Bundesarbeitsgericht vom 25. Januar 2021 – 8 AZR 313/21

Der Verstoß des Arbeitgebers gegen Vorschriften, die Verfahrens- und/oder Förderpflichten zugunsten schwerbehinderter Menschen enthalten, begründet regelmäßig die gesetzliche Vermutung, dass der erfolglose schwerbehinderte Bewerber im Auswahl-/Stellenbesetzungsverfahren wegen der Schwerbehinderung nicht berücksichtigt und damit benachteiligt wurde. Zu diesen Vorschriften gehört § 165 S. 1 des neunten Buchs Sozialgesetzbuch (SGB IX), wonach die Dienststellen der öffentlichen Arbeitgeber den Agenturen für Arbeit frühzeitig freiwerdende und neu zu besetzende sowie neue Arbeitsplätze melden.
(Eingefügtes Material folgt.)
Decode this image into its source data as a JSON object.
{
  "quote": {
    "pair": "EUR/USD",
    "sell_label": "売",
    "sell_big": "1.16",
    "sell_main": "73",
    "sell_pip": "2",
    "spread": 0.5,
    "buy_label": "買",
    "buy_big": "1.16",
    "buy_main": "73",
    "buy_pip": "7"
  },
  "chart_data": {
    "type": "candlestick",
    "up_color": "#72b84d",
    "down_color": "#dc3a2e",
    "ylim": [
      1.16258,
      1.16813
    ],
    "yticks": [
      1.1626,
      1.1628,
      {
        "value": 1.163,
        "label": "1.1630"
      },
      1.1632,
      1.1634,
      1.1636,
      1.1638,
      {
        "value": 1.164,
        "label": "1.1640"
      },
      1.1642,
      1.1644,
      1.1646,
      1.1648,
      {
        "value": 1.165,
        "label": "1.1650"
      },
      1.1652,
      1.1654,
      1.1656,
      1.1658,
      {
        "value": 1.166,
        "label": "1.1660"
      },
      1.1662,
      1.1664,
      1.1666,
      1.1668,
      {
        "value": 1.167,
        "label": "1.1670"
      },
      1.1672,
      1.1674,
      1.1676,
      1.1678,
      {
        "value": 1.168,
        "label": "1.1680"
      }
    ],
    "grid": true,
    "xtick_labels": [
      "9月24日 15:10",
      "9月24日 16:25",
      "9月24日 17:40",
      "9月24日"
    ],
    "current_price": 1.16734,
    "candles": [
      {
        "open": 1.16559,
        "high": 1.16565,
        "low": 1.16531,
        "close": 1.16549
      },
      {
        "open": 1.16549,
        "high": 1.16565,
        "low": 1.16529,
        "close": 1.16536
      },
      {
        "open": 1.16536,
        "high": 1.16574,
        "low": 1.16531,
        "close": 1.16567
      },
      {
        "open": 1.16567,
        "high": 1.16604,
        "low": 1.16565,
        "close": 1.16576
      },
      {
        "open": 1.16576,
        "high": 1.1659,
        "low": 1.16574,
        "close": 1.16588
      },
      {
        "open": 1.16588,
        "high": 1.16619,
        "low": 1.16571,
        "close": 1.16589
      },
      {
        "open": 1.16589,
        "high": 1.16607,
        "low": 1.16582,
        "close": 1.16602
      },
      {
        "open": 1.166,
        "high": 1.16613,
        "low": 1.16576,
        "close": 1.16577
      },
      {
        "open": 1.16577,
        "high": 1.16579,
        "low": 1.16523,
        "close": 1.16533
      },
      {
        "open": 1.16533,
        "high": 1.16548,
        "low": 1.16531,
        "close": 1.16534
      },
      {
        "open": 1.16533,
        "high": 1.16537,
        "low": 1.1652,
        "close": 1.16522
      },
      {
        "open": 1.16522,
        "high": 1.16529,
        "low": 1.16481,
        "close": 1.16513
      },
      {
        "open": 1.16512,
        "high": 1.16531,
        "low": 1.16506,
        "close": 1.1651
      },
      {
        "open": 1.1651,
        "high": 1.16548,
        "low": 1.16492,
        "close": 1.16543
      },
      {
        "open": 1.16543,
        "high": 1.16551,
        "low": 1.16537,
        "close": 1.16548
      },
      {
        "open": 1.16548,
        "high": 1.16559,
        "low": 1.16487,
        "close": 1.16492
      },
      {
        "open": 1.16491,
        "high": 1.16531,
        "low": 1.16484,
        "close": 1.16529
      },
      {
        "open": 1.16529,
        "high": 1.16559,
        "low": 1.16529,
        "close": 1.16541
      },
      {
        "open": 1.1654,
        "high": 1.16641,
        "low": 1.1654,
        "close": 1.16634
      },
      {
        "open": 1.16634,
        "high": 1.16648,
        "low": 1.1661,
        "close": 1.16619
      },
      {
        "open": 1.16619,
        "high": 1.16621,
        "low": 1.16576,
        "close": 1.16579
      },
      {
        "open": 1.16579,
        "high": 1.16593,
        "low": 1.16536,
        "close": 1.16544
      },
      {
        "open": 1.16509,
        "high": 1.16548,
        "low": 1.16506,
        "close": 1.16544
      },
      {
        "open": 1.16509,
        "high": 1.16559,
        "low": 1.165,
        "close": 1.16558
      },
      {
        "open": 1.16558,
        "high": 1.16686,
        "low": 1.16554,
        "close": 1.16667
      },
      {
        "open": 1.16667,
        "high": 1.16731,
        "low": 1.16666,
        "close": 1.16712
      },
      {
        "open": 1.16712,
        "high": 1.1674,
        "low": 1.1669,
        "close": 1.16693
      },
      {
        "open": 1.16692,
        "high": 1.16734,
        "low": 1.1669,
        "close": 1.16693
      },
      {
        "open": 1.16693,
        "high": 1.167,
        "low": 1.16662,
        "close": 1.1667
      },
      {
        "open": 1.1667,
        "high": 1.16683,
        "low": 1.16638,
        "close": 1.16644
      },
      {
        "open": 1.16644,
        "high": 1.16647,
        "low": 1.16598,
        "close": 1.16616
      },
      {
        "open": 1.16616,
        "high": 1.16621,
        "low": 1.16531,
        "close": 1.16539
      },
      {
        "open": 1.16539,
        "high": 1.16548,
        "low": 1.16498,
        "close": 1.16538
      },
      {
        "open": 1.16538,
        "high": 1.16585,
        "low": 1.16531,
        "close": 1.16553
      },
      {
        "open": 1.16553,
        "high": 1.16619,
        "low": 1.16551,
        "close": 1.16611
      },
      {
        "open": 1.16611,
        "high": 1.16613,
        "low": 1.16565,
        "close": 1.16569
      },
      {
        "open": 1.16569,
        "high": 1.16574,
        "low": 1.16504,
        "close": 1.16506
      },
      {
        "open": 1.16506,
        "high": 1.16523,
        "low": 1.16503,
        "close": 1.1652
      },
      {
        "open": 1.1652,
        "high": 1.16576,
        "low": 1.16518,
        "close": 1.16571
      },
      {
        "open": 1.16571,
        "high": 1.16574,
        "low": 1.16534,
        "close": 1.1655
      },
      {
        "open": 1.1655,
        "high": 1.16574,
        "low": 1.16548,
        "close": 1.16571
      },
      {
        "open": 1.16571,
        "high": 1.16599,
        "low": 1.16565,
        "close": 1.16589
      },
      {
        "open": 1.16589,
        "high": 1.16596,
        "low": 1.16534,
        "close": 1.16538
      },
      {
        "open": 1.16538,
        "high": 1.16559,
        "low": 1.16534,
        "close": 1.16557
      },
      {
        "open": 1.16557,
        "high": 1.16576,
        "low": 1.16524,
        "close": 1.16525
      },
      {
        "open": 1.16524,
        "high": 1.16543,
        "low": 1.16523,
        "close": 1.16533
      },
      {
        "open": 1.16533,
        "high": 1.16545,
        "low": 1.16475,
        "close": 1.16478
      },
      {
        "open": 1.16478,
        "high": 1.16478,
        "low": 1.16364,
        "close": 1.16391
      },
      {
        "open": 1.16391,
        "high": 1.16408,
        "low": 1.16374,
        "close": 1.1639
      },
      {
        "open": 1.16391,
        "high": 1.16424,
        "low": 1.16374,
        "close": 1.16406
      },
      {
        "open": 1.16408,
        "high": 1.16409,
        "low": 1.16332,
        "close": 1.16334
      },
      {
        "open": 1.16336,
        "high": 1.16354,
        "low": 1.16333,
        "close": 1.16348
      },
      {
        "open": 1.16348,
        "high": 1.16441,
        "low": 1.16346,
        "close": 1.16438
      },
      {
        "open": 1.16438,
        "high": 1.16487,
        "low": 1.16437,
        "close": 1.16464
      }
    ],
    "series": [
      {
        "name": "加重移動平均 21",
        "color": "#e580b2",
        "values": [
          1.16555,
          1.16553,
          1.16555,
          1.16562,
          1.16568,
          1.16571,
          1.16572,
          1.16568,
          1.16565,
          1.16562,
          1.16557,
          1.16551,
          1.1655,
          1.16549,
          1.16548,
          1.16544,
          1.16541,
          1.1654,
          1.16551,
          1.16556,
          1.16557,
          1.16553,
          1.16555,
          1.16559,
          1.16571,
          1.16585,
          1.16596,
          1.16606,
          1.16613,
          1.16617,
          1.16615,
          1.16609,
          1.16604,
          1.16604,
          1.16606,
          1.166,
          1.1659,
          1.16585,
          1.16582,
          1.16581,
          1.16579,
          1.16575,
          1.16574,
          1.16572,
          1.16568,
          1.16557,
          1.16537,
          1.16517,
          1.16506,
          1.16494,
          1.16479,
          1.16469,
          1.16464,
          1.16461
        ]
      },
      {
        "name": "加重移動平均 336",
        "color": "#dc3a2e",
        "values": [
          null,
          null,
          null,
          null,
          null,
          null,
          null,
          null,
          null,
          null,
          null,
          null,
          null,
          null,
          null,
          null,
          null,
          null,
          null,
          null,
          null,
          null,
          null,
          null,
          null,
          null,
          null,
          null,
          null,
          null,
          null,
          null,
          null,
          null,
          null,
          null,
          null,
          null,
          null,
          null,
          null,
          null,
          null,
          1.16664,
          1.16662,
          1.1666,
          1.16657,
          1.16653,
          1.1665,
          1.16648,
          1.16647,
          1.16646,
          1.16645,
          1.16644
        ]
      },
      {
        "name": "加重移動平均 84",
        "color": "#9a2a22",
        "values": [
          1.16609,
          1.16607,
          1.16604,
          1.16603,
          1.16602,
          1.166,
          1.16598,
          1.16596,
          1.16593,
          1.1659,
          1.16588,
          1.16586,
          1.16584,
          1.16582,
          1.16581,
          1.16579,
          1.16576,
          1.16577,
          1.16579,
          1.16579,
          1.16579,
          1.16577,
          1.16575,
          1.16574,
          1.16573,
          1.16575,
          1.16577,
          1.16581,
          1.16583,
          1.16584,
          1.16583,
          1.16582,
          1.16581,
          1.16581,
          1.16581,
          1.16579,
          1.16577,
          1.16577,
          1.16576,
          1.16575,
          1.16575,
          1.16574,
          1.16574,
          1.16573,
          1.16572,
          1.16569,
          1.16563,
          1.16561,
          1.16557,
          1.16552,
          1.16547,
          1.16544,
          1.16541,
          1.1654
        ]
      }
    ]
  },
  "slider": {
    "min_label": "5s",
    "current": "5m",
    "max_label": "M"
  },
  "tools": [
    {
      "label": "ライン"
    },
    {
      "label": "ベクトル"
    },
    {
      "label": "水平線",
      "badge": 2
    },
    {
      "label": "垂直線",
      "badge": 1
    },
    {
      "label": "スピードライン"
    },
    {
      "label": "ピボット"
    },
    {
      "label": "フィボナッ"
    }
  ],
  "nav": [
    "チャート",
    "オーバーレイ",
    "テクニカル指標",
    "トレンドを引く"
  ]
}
Um dieser Bestimmung zu genügen, reicht allein die Veröffentlichung des Stellenangebots über die Jobbörse der Bundesagentur für Arbeit (BA) nicht aus.

Sachverhalt

Ein mit einem Grad der Behinderung von 50 schwerbehinderter Bewerber klagte aufgrund seiner erfolglosen Stellenbewerbung gegen einen Landkreis auf Zahlung einer Entschädigung. 2017 veröffentlichte der beklagte Landkreis über die Jobbörse der BA eine Stellenausschreibung für eine ab Januar 2018 zu besetzende Stelle als "Amtsleiter/in Rechts- und Kommunalamt (Jurist/in)". Nach der Stellenbeschreibung erforderte die Tätigkeit ein abgeschlossenes Hochschulstudium bzw. gleichwertigen Abschluss in der Fachrichtung Rechtswissenschaften sowie mehrjährige einschlägige Berufs- und Führungserfahrung. Obwohl der Kläger nicht darüber verfügte, bewarb er sich unter Angabe seiner Schwerbehinderung im November 2017 auf die ausgeschriebene Stelle. Der Landkreis lud den Kläger nicht zu einem Bewerbungsgespräch ein, sondern teilte ihm stattdessen im April 2018 mit, dass man sich für einen anderen Bewerber entschieden habe. Daraufhin machte der Kläger zunächst schriftlich einen Entschädigungsanspruch nach § 15 Abs. 2 Allgemeines Gleichbehandlungsgesetz (AGG) beim Landkreis geltend. Dabei rügte er, dass er als schwerbehinderter Bewerber bereits im Vorverfahren des Bewerbungsverfahrens nicht berücksichtigt worden sei. Nachdem der Kläger vom Landkreis keine Antwort erhielt, machte er den Entschädigungsanspruch nach § 15 Abs. 2 AGG gerichtlich geltend.

Die Entscheidung

Während die Vorinstanzen die Entschädigungsklage unter Hinweis auf die festgestellte offensichtliche fachliche Ungeeignetheit des Klägers noch abgewiesen hatten, entschied das BAG zu dessen Gunsten. Er sei wegen seiner Schwerbehinderung benachteiligt worden. Ein Entschädigungsanspruch nach § 15 Abs. 2 AGG sei deshalb begründet. Entgegen der Vorschrift des § 165 S. 1 SGB IX habe der Landkreis die ausgeschriebene, mit schwerbehinderten Menschen besetzbare Stelle der zuständigen Agentur für Arbeit nicht gemeldet. Denn die Veröffentlichung der Stellenausschreibung über die Jobbörse der BA könne (noch) nicht als Meldung i.S.v. § 165 S. 1 SGB IX qualifiziert werden. Allein der Verstoß gegen die Meldepflicht aus § 165 S. 1 SGB IX begründe dagegen schon nach § 22 AGG die gesetzliche Vermutung, dass der Kläger wegen der Schwerbehinderung nicht berücksichtigt und damit benachteiligt worden sei.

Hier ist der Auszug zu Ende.